Despite the dirty work, she loved “the camaraderie of similar minds, the smell of the barn (and) doing something tangible. Forty-four years later, I have shoveled manure in all sorts of jobs, just not the literal kind.” She advises first-timers to “be yourself, enjoy your similarities and your differences amongst your work peers, ask and learn from each other. Every job has its manure, but it is all what you make of it.”

7. Don’t date the boss (or if you do, find another job). In a plot line straight out of Mad Men, Christine Osbourne described her first job as a typist in the creative department of an advertising agency. “I thought that eventually, I wanted to become a copywriter. However, I caught the eye of the agency president and we began dating,” says Osbourne.
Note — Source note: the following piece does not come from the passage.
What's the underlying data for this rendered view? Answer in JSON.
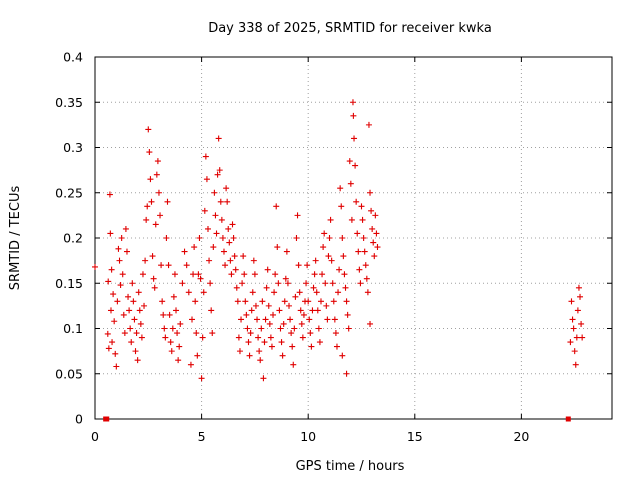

The experience taught her this: “If you are a typist and start dating the president of the company, you will not be taken seriously as a professional until you move on to the next agency.”

8. Do what you love. Harold Sharlin, 89, of Washington, D.C., has worked longer than most. He shows us that you have time to get it right, and if you don’t like what you are doing at first, try something else.

“Your job should be one of the most satisfying things in your life. If it is not, change it,” says Sharlin. “I had three jobs after I graduated college and since none of them were satisfying, I changed one more time. The fourth choice was teaching and I spent 25 years in a rewarding and fulfilling job.”